The rhetoric of TINA (There Is No Alternative) in the matter of economic organising still permeates British politics. We are offered markets or state control and told that markets are better. We are offered corporations or nationalised industry and told that corporations are better. We are offered private property or state ownership and told that private property is better.
But to stick to those binary oppositions is to be content with being told what to think by powerful people: they are the options offered to us by those who manipulate ‘free’ markets to their own ends, by those who run corporations and by those who own plenty of private property.

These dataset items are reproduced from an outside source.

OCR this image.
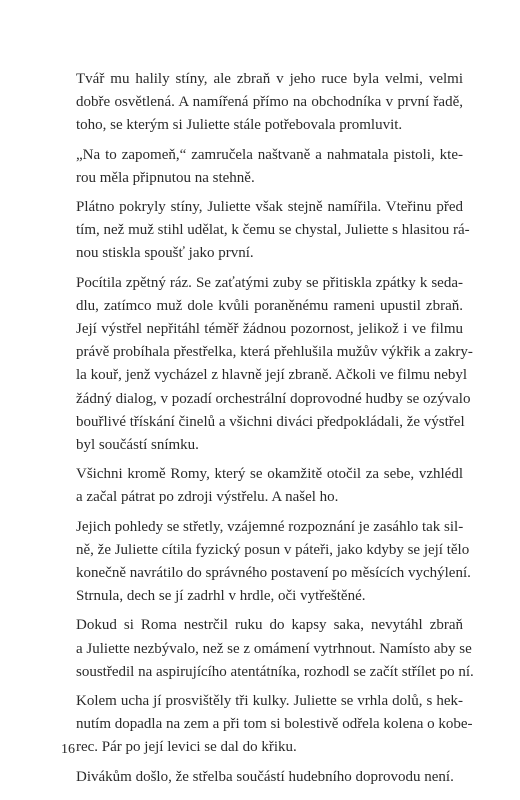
Tvář mu halily stíny, ale zbraň v jeho ruce byla velmi, velmi
dobře osvětlená. A namířená přímo na obchodníka v první řadě,
toho, se kterým si Juliette stále potřebovala promluvit.

„Na to zapomeň,“ zamručela naštvaně a nahmatala pistoli, kte-
rou měla připnutou na stehně.

Plátno pokryly stíny, Juliette však stejně namířila. Vteřinu před
tím, než muž stihl udělat, k čemu se chystal, Juliette s hlasitou rá-
nou stiskla spoušť jako první.

Pocítila zpětný ráz. Se zaťatými zuby se přitiskla zpátky k seda-
dlu, zatímco muž dole kvůli poraněnému rameni upustil zbraň.
Její výstřel nepřitáhl téměř žádnou pozornost, jelikož i ve filmu
právě probíhala přestřelka, která přehlušila mužův výkřik a zakry-
la kouř, jenž vycházel z hlavně její zbraně. Ačkoli ve filmu nebyl
žádný dialog, v pozadí orchestrální doprovodné hudby se ozývalo
bouřlivé třískání činelů a všichni diváci předpokládali, že výstřel
byl součástí snímku.

Všichni kromě Romy, který se okamžitě otočil za sebe, vzhlédl
a začal pátrat po zdroji výstřelu. A našel ho.

Jejich pohledy se střetly, vzájemné rozpoznání je zasáhlo tak sil-
ně, že Juliette cítila fyzický posun v páteři, jako kdyby se její tělo
konečně navrátilo do správného postavení po měsících vychýlení.
Strnula, dech se jí zadrhl v hrdle, oči vytřeštěné.

Dokud si Roma nestrčil ruku do kapsy saka, nevytáhl zbraň
a Juliette nezbývalo, než se z omámení vytrhnout. Namísto aby se
soustředil na aspirujícího atentátníka, rozhodl se začít střílet po ní.

Kolem ucha jí prosvištěly tři kulky. Juliette se vrhla dolů, s hek-
nutím dopadla na zem a při tom si bolestivě odřela kolena o kobe-
rec. Pár po její levici se dal do křiku.

Divákům došlo, že střelba součástí hudebního doprovodu není.

16
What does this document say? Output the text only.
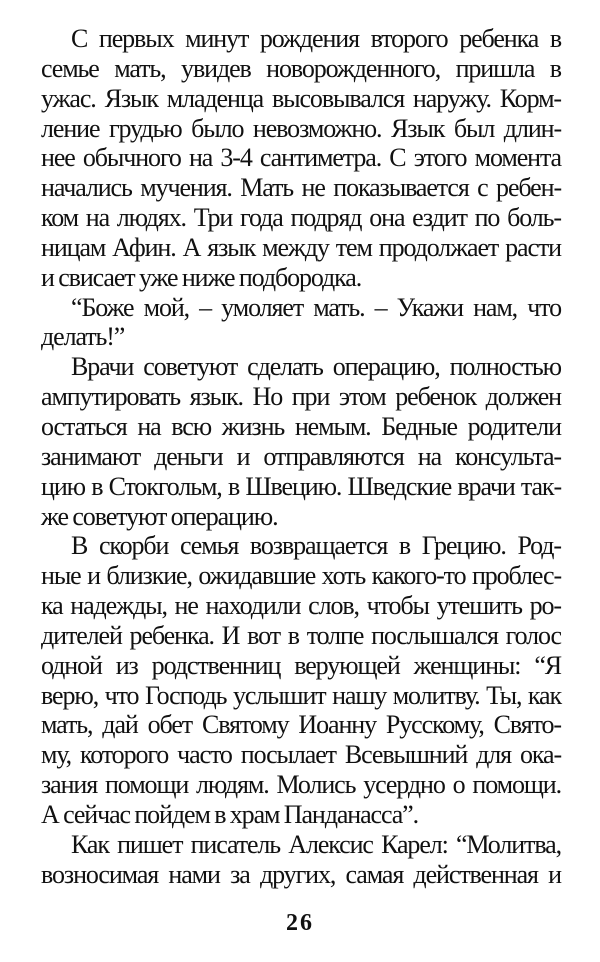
С первых минут рождения второго ребенка в
семье мать, увидев новорожденного, пришла в
ужас. Язык младенца высовывался наружу. Корм-
ление грудью было невозможно. Язык был длин-
нее обычного на 3-4 сантиметра. С этого момента
начались мучения. Мать не показывается с ребен-
ком на людях. Три года подряд она ездит по боль-
ницам Афин. А язык между тем продолжает расти
и свисает уже ниже подбородка.
“Боже мой, – умоляет мать. – Укажи нам, что
делать!”
Врачи советуют сделать операцию, полностью
ампутировать язык. Но при этом ребенок должен
остаться на всю жизнь немым. Бедные родители
занимают деньги и отправляются на консульта-
цию в Стокгольм, в Швецию. Шведские врачи так-
же советуют операцию.
В скорби семья возвращается в Грецию. Род-
ные и близкие, ожидавшие хоть какого-то проблес-
ка надежды, не находили слов, чтобы утешить ро-
дителей ребенка. И вот в толпе послышался голос
одной из родственниц верующей женщины: “Я
верю, что Господь услышит нашу молитву. Ты, как
мать, дай обет Святому Иоанну Русскому, Свято-
му, которого часто посылает Всевышний для ока-
зания помощи людям. Молись усердно о помощи.
А сейчас пойдем в храм Панданасса”.
Как пишет писатель Алексис Карел: “Молитва,
возносимая нами за других, самая действенная и
26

Part of an alternative, tried and tested and all around us already, is the cooperative model. Co-operatives alone would not be enough to transform the economy, but they could form an important part of the picture. The end to which we might aspire, of a cooperative economy embedded within community organising, was outlined in this piece and this excellent piece on the openDemocracy site by members of the US-based Democracy Collaborative. The latter article finished with a stirring conclusion:
There are real alternatives capable of moving us away from neoliberal austerity and in the direction of democratised ownership of the economy. Many of these alternatives – which go beyond cooperatives to public and quasi-public capital strategies – are already being put into practice in states and localities around the world. As the wave of asset-stripping privatisation comes crashing in, threatening to engulf schools, hospitals and public services, we must resist the sly voices of resignation and hold instead to the simple determination that, whatever else may happen, they shall not impoverish our imaginations too.